Ao mesmo tempo, as negociações para vender uma participação na Alpine avançam e ganham novos contornos.
Saída de Famin acelera reestruturação
De acordo com o jornal Ouest-France, Famin deixou oficialmente o grupo Renault. Assim, inicia-se “uma nova fase na profunda reorganização” das atividades esportivas da Alpine.
O dirigente havia retornado em 2023 ao comando do programa de automobilismo após deixar a equipe de F1. No entanto, sua influência diminuiu progressivamente. Principalmente depois que Flavio Briatore voltou a ocupar um papel central em 2024.
Portanto, sua saída não chega a ser inesperada. Pelo contrário, ela confirma uma mudança estrutural que já vinha se desenhando nos bastidores. Além disso, reforça a nova hierarquia dentro da organização.

Renault reduz presença de forma estratégica
Enquanto isso, a Renault segue ajustando sua estratégia global. A fabricante francesa já encerrou seu programa de motores na F1. Em seguida, também iniciou a redução de seu envolvimento no endurance.
Essas decisões apontam para um afastamento progressivo das pistas. Em outras palavras, a marca deixa de priorizar a competição direta. Ainda assim, mantém presença indireta enquanto reavalia seus próximos passos.
Venda de participação entra em fase decisiva
Ao mesmo tempo, o cenário corporativo evolui rapidamente. Recentemente, Briatore confirmou que várias partes estão interessadas na fatia de 24% atualmente controlada pela Otro Capital.
Entre os nomes envolvidos, aparecem Mercedes e um grupo ligado a Christian Horner. Além disso, novas possibilidades começam a surgir fora do eixo tradicional da F1.
Dessa forma, o processo ganha complexidade. Por outro lado, amplia o leque de opções estratégicas para o futuro da Alpine.
BYD surge como candidata inesperada
Nesse contexto, a montadora chinesa BYD avalia alternativas para entrar no automobilismo de elite.

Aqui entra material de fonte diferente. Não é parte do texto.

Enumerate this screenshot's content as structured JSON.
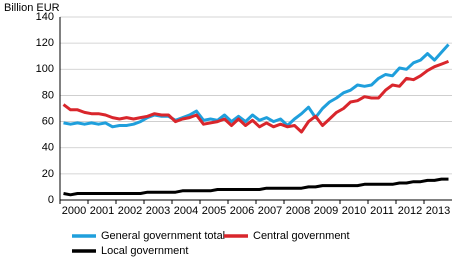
{
  "chart_data": {
    "type": "line",
    "y_label": "Billion EUR",
    "categories": [
      "2000",
      null,
      null,
      null,
      "2001",
      null,
      null,
      null,
      "2002",
      null,
      null,
      null,
      "2003",
      null,
      null,
      null,
      "2004",
      null,
      null,
      null,
      "2005",
      null,
      null,
      null,
      "2006",
      null,
      null,
      null,
      "2007",
      null,
      null,
      null,
      "2008",
      null,
      null,
      null,
      "2009",
      null,
      null,
      null,
      "2010",
      null,
      null,
      null,
      "2011",
      null,
      null,
      null,
      "2012",
      null,
      null,
      null,
      "2013",
      null,
      null,
      null
    ],
    "series": [
      {
        "name": "General government total",
        "color": "#1f9fdc",
        "values": [
          59,
          58,
          59,
          58,
          59,
          58,
          59,
          56,
          57,
          57,
          58,
          60,
          63,
          65,
          64,
          64,
          61,
          63,
          65,
          68,
          61,
          62,
          61,
          65,
          60,
          64,
          60,
          65,
          61,
          63,
          60,
          62,
          57,
          62,
          66,
          71,
          63,
          70,
          75,
          78,
          82,
          84,
          88,
          87,
          88,
          93,
          96,
          95,
          101,
          100,
          105,
          107,
          112,
          107,
          113,
          119
        ]
      },
      {
        "name": "Central government",
        "color": "#d9262c",
        "values": [
          73,
          69,
          69,
          67,
          66,
          66,
          65,
          63,
          62,
          63,
          62,
          63,
          64,
          66,
          65,
          65,
          60,
          62,
          63,
          65,
          58,
          59,
          60,
          62,
          57,
          62,
          57,
          61,
          56,
          59,
          56,
          58,
          56,
          57,
          52,
          60,
          64,
          57,
          62,
          67,
          70,
          75,
          76,
          79,
          78,
          78,
          84,
          88,
          87,
          93,
          92,
          95,
          99,
          102,
          104,
          106
        ]
      },
      {
        "name": "Local government",
        "color": "#000000",
        "values": [
          5,
          4,
          5,
          5,
          5,
          5,
          5,
          5,
          5,
          5,
          5,
          5,
          6,
          6,
          6,
          6,
          6,
          7,
          7,
          7,
          7,
          7,
          8,
          8,
          8,
          8,
          8,
          8,
          8,
          9,
          9,
          9,
          9,
          9,
          9,
          10,
          10,
          11,
          11,
          11,
          11,
          11,
          11,
          12,
          12,
          12,
          12,
          12,
          13,
          13,
          14,
          14,
          15,
          15,
          16,
          16
        ]
      }
    ],
    "ylim": [
      0,
      140
    ],
    "yticks": [
      0,
      20,
      40,
      60,
      80,
      100,
      120,
      140
    ],
    "grid": true,
    "legend": "bottom"
  }
}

Entre elas, destaca-se a possibilidade de adquirir uma equipe já existente na F1.
Embora a empresa ainda não tenha comentado publicamente, o movimento parece coerente. Afinal, a FIA busca expandir a presença global da categoria há anos.

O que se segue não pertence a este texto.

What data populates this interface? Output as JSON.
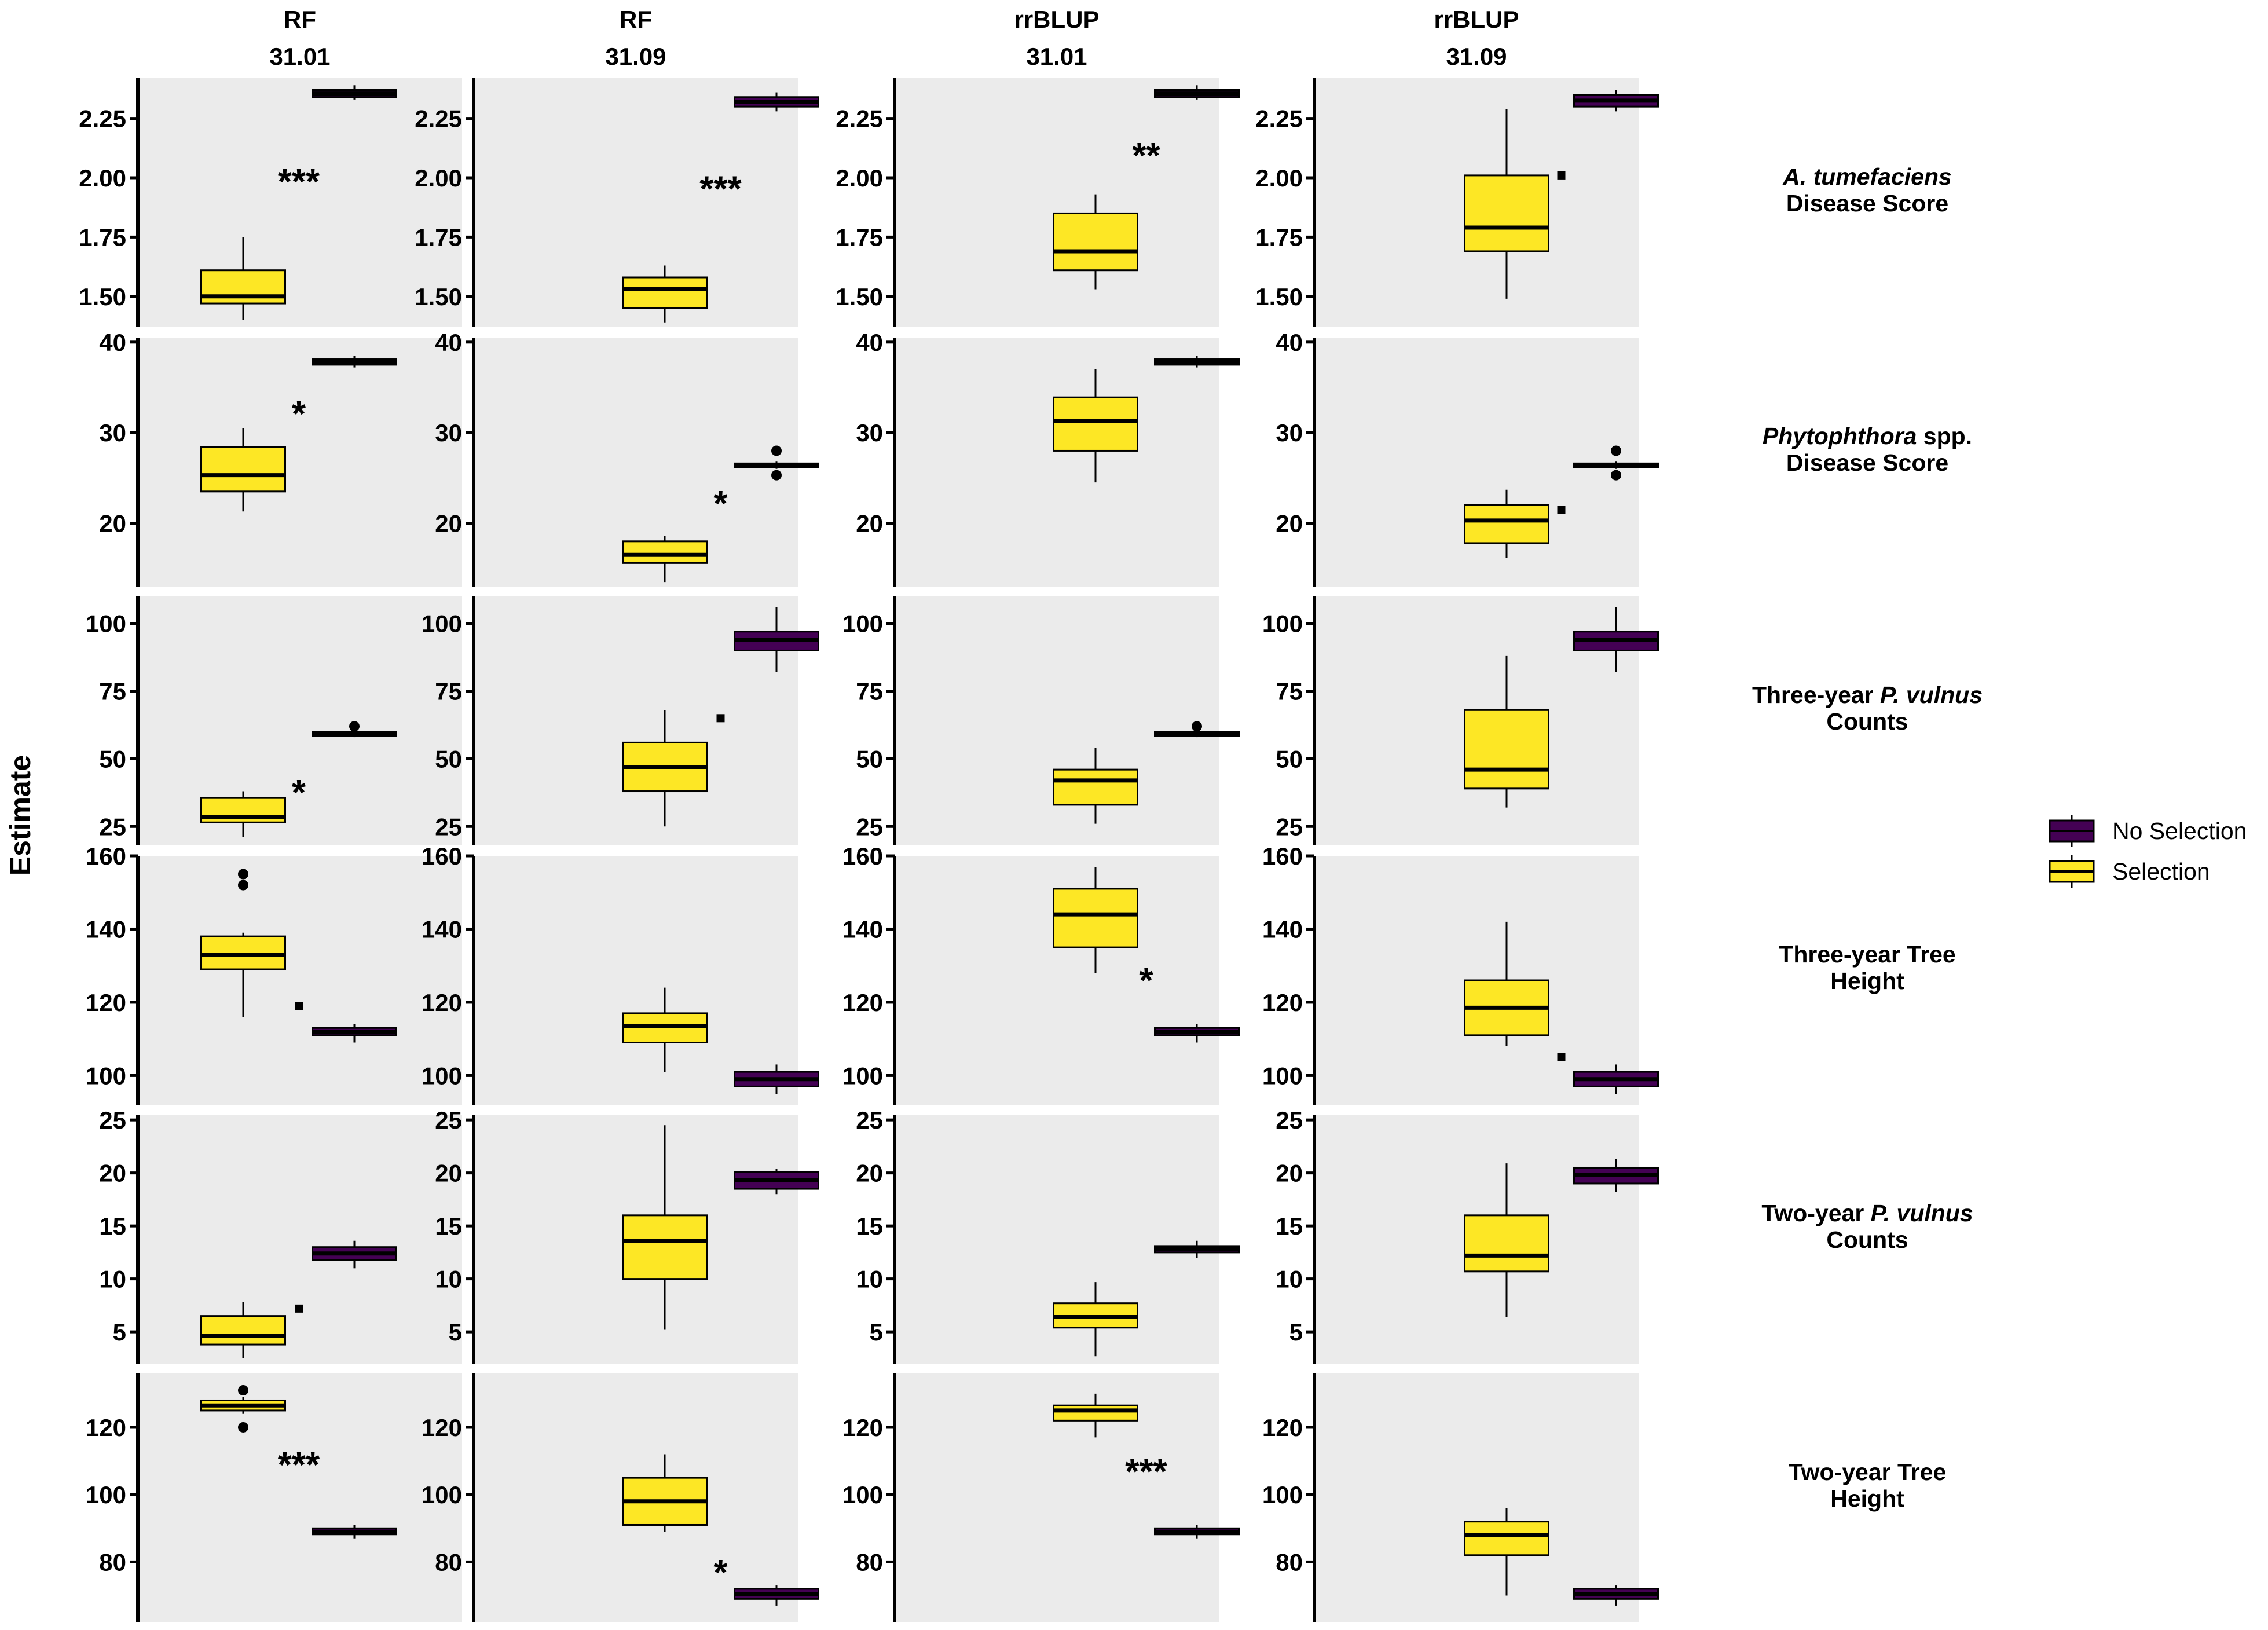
{
  "colors": {
    "selection": "#FDE725",
    "no_selection": "#440154",
    "panel_bg": "#EBEBEB"
  },
  "chart_data": {
    "type": "boxplot",
    "ylabel": "Estimate",
    "legend": {
      "placement": "right",
      "items": [
        {
          "label": "No Selection",
          "color": "#440154"
        },
        {
          "label": "Selection",
          "color": "#FDE725"
        }
      ]
    },
    "columns": [
      {
        "model": "RF",
        "threshold": "31.01"
      },
      {
        "model": "RF",
        "threshold": "31.09"
      },
      {
        "model": "rrBLUP",
        "threshold": "31.01"
      },
      {
        "model": "rrBLUP",
        "threshold": "31.09"
      }
    ],
    "rows": [
      {
        "label_parts": [
          [
            {
              "t": "A. tumefaciens",
              "i": true
            }
          ],
          [
            {
              "t": "Disease Score",
              "i": false
            }
          ]
        ],
        "ylim": [
          1.37,
          2.42
        ],
        "ticks": [
          "1.50",
          "1.75",
          "2.00",
          "2.25"
        ]
      },
      {
        "label_parts": [
          [
            {
              "t": "Phytophthora",
              "i": true
            },
            {
              "t": " spp.",
              "i": false
            }
          ],
          [
            {
              "t": "Disease Score",
              "i": false
            }
          ]
        ],
        "ylim": [
          13,
          40.5
        ],
        "ticks": [
          "20",
          "30",
          "40"
        ]
      },
      {
        "label_parts": [
          [
            {
              "t": "Three-year ",
              "i": false
            },
            {
              "t": "P. vulnus",
              "i": true
            }
          ],
          [
            {
              "t": "Counts",
              "i": false
            }
          ]
        ],
        "ylim": [
          18,
          110
        ],
        "ticks": [
          "25",
          "50",
          "75",
          "100"
        ]
      },
      {
        "label_parts": [
          [
            {
              "t": "Three-year  Tree",
              "i": false
            }
          ],
          [
            {
              "t": "Height",
              "i": false
            }
          ]
        ],
        "ylim": [
          92,
          160
        ],
        "ticks": [
          "100",
          "120",
          "140",
          "160"
        ]
      },
      {
        "label_parts": [
          [
            {
              "t": "Two-year ",
              "i": false
            },
            {
              "t": "P. vulnus",
              "i": true
            }
          ],
          [
            {
              "t": "Counts",
              "i": false
            }
          ]
        ],
        "ylim": [
          2,
          25.5
        ],
        "ticks": [
          "5",
          "10",
          "15",
          "20",
          "25"
        ]
      },
      {
        "label_parts": [
          [
            {
              "t": "Two-year Tree",
              "i": false
            }
          ],
          [
            {
              "t": "Height",
              "i": false
            }
          ]
        ],
        "ylim": [
          62,
          136
        ],
        "ticks": [
          "80",
          "100",
          "120"
        ]
      }
    ],
    "panels": [
      [
        {
          "sig": "***",
          "sig_y": 2.0,
          "boxes": [
            {
              "group": "Selection",
              "min": 1.4,
              "q1": 1.47,
              "median": 1.5,
              "q3": 1.61,
              "max": 1.75,
              "outliers": []
            },
            {
              "group": "No Selection",
              "min": 2.33,
              "q1": 2.34,
              "median": 2.355,
              "q3": 2.37,
              "max": 2.39,
              "outliers": []
            }
          ]
        },
        {
          "sig": "***",
          "sig_y": 1.97,
          "boxes": [
            {
              "group": "Selection",
              "min": 1.39,
              "q1": 1.45,
              "median": 1.53,
              "q3": 1.58,
              "max": 1.63,
              "outliers": []
            },
            {
              "group": "No Selection",
              "min": 2.28,
              "q1": 2.3,
              "median": 2.32,
              "q3": 2.34,
              "max": 2.36,
              "outliers": []
            }
          ]
        },
        {
          "sig": "**",
          "sig_y": 2.11,
          "boxes": [
            {
              "group": "Selection",
              "min": 1.53,
              "q1": 1.61,
              "median": 1.69,
              "q3": 1.85,
              "max": 1.93,
              "outliers": []
            },
            {
              "group": "No Selection",
              "min": 2.33,
              "q1": 2.34,
              "median": 2.355,
              "q3": 2.37,
              "max": 2.39,
              "outliers": []
            }
          ]
        },
        {
          "sig": ".",
          "sig_y": 2.01,
          "boxes": [
            {
              "group": "Selection",
              "min": 1.49,
              "q1": 1.69,
              "median": 1.79,
              "q3": 2.01,
              "max": 2.29,
              "outliers": []
            },
            {
              "group": "No Selection",
              "min": 2.28,
              "q1": 2.3,
              "median": 2.325,
              "q3": 2.35,
              "max": 2.37,
              "outliers": []
            }
          ]
        }
      ],
      [
        {
          "sig": "*",
          "sig_y": 32.5,
          "boxes": [
            {
              "group": "Selection",
              "min": 21.3,
              "q1": 23.5,
              "median": 25.3,
              "q3": 28.4,
              "max": 30.5,
              "outliers": []
            },
            {
              "group": "No Selection",
              "min": 37.2,
              "q1": 37.5,
              "median": 37.8,
              "q3": 38.1,
              "max": 38.5,
              "outliers": []
            }
          ]
        },
        {
          "sig": "*",
          "sig_y": 22.6,
          "boxes": [
            {
              "group": "Selection",
              "min": 13.5,
              "q1": 15.6,
              "median": 16.5,
              "q3": 18.0,
              "max": 18.6,
              "outliers": []
            },
            {
              "group": "No Selection",
              "min": 26.0,
              "q1": 26.2,
              "median": 26.4,
              "q3": 26.6,
              "max": 26.8,
              "outliers": [
                25.3,
                28.0
              ]
            }
          ]
        },
        {
          "sig": "",
          "sig_y": 0,
          "boxes": [
            {
              "group": "Selection",
              "min": 24.5,
              "q1": 28.0,
              "median": 31.3,
              "q3": 33.9,
              "max": 37.0,
              "outliers": []
            },
            {
              "group": "No Selection",
              "min": 37.2,
              "q1": 37.5,
              "median": 37.8,
              "q3": 38.1,
              "max": 38.5,
              "outliers": []
            }
          ]
        },
        {
          "sig": ".",
          "sig_y": 21.5,
          "boxes": [
            {
              "group": "Selection",
              "min": 16.2,
              "q1": 17.8,
              "median": 20.3,
              "q3": 22.0,
              "max": 23.7,
              "outliers": []
            },
            {
              "group": "No Selection",
              "min": 26.0,
              "q1": 26.2,
              "median": 26.4,
              "q3": 26.6,
              "max": 26.8,
              "outliers": [
                25.3,
                28.0
              ]
            }
          ]
        }
      ],
      [
        {
          "sig": "*",
          "sig_y": 39,
          "boxes": [
            {
              "group": "Selection",
              "min": 21,
              "q1": 26.5,
              "median": 28.5,
              "q3": 35.5,
              "max": 38,
              "outliers": []
            },
            {
              "group": "No Selection",
              "min": 58,
              "q1": 58.5,
              "median": 59.3,
              "q3": 60,
              "max": 60.8,
              "outliers": [
                62
              ]
            }
          ]
        },
        {
          "sig": ".",
          "sig_y": 65,
          "boxes": [
            {
              "group": "Selection",
              "min": 25,
              "q1": 38,
              "median": 47,
              "q3": 56,
              "max": 68,
              "outliers": []
            },
            {
              "group": "No Selection",
              "min": 82,
              "q1": 90,
              "median": 94,
              "q3": 97,
              "max": 106,
              "outliers": []
            }
          ]
        },
        {
          "sig": "",
          "sig_y": 0,
          "boxes": [
            {
              "group": "Selection",
              "min": 26,
              "q1": 33,
              "median": 42,
              "q3": 46,
              "max": 54,
              "outliers": []
            },
            {
              "group": "No Selection",
              "min": 58,
              "q1": 58.5,
              "median": 59.3,
              "q3": 60,
              "max": 60.8,
              "outliers": [
                62
              ]
            }
          ]
        },
        {
          "sig": "",
          "sig_y": 0,
          "boxes": [
            {
              "group": "Selection",
              "min": 32,
              "q1": 39,
              "median": 46,
              "q3": 68,
              "max": 88,
              "outliers": []
            },
            {
              "group": "No Selection",
              "min": 82,
              "q1": 90,
              "median": 94,
              "q3": 97,
              "max": 106,
              "outliers": []
            }
          ]
        }
      ],
      [
        {
          "sig": ".",
          "sig_y": 119,
          "boxes": [
            {
              "group": "Selection",
              "min": 116,
              "q1": 129,
              "median": 133,
              "q3": 138,
              "max": 139,
              "outliers": [
                152,
                155
              ]
            },
            {
              "group": "No Selection",
              "min": 109,
              "q1": 111,
              "median": 112,
              "q3": 113,
              "max": 114,
              "outliers": []
            }
          ]
        },
        {
          "sig": "",
          "sig_y": 0,
          "boxes": [
            {
              "group": "Selection",
              "min": 101,
              "q1": 109,
              "median": 113.5,
              "q3": 117,
              "max": 124,
              "outliers": []
            },
            {
              "group": "No Selection",
              "min": 95,
              "q1": 97,
              "median": 99,
              "q3": 101,
              "max": 103,
              "outliers": []
            }
          ]
        },
        {
          "sig": "*",
          "sig_y": 127,
          "boxes": [
            {
              "group": "Selection",
              "min": 128,
              "q1": 135,
              "median": 144,
              "q3": 151,
              "max": 157,
              "outliers": []
            },
            {
              "group": "No Selection",
              "min": 109,
              "q1": 111,
              "median": 112,
              "q3": 113,
              "max": 114,
              "outliers": []
            }
          ]
        },
        {
          "sig": ".",
          "sig_y": 105,
          "boxes": [
            {
              "group": "Selection",
              "min": 108,
              "q1": 111,
              "median": 118.5,
              "q3": 126,
              "max": 142,
              "outliers": []
            },
            {
              "group": "No Selection",
              "min": 95,
              "q1": 97,
              "median": 99,
              "q3": 101,
              "max": 103,
              "outliers": []
            }
          ]
        }
      ],
      [
        {
          "sig": ".",
          "sig_y": 7.2,
          "boxes": [
            {
              "group": "Selection",
              "min": 2.5,
              "q1": 3.8,
              "median": 4.6,
              "q3": 6.5,
              "max": 7.8,
              "outliers": []
            },
            {
              "group": "No Selection",
              "min": 11.0,
              "q1": 11.8,
              "median": 12.4,
              "q3": 13.0,
              "max": 13.6,
              "outliers": []
            }
          ]
        },
        {
          "sig": "",
          "sig_y": 0,
          "boxes": [
            {
              "group": "Selection",
              "min": 5.2,
              "q1": 10.0,
              "median": 13.6,
              "q3": 16.0,
              "max": 24.5,
              "outliers": []
            },
            {
              "group": "No Selection",
              "min": 18.0,
              "q1": 18.5,
              "median": 19.3,
              "q3": 20.1,
              "max": 20.4,
              "outliers": []
            }
          ]
        },
        {
          "sig": "",
          "sig_y": 0,
          "boxes": [
            {
              "group": "Selection",
              "min": 2.7,
              "q1": 5.4,
              "median": 6.4,
              "q3": 7.7,
              "max": 9.7,
              "outliers": []
            },
            {
              "group": "No Selection",
              "min": 12.0,
              "q1": 12.5,
              "median": 12.8,
              "q3": 13.1,
              "max": 13.6,
              "outliers": []
            }
          ]
        },
        {
          "sig": "",
          "sig_y": 0,
          "boxes": [
            {
              "group": "Selection",
              "min": 6.4,
              "q1": 10.7,
              "median": 12.2,
              "q3": 16.0,
              "max": 20.9,
              "outliers": []
            },
            {
              "group": "No Selection",
              "min": 18.2,
              "q1": 19.0,
              "median": 19.8,
              "q3": 20.5,
              "max": 21.3,
              "outliers": []
            }
          ]
        }
      ],
      [
        {
          "sig": "***",
          "sig_y": 110,
          "boxes": [
            {
              "group": "Selection",
              "min": 124,
              "q1": 125,
              "median": 126.5,
              "q3": 128,
              "max": 129,
              "outliers": [
                120,
                131
              ]
            },
            {
              "group": "No Selection",
              "min": 87,
              "q1": 88.2,
              "median": 89,
              "q3": 90,
              "max": 91,
              "outliers": []
            }
          ]
        },
        {
          "sig": "*",
          "sig_y": 78,
          "boxes": [
            {
              "group": "Selection",
              "min": 89,
              "q1": 91,
              "median": 98,
              "q3": 105,
              "max": 112,
              "outliers": []
            },
            {
              "group": "No Selection",
              "min": 67,
              "q1": 69,
              "median": 70.5,
              "q3": 72,
              "max": 73,
              "outliers": []
            }
          ]
        },
        {
          "sig": "***",
          "sig_y": 108,
          "boxes": [
            {
              "group": "Selection",
              "min": 117,
              "q1": 122,
              "median": 125,
              "q3": 126.5,
              "max": 130,
              "outliers": []
            },
            {
              "group": "No Selection",
              "min": 87,
              "q1": 88.2,
              "median": 89,
              "q3": 90,
              "max": 91,
              "outliers": []
            }
          ]
        },
        {
          "sig": "",
          "sig_y": 0,
          "boxes": [
            {
              "group": "Selection",
              "min": 70,
              "q1": 82,
              "median": 88,
              "q3": 92,
              "max": 96,
              "outliers": []
            },
            {
              "group": "No Selection",
              "min": 67,
              "q1": 69,
              "median": 70.5,
              "q3": 72,
              "max": 73,
              "outliers": []
            }
          ]
        }
      ]
    ]
  }
}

Assim, a entrada de uma gigante chinesa não apenas faria sentido, como também reforçaria a estratégia de internacionalização do campeonato.
Alpine encara momento de transição
Diante desse cenário, a Alpine atravessa um período de transformação profunda. Portanto, a saída de Famin vai além de uma simples mudança de liderança.
Em síntese, trata-se de um reposicionamento estratégico. Enquanto investidores se aproximam, a Renault se afasta gradualmente das pistas. Consequentemente, o futuro da Alpine pode seguir um caminho bastante diferente dentro da F1.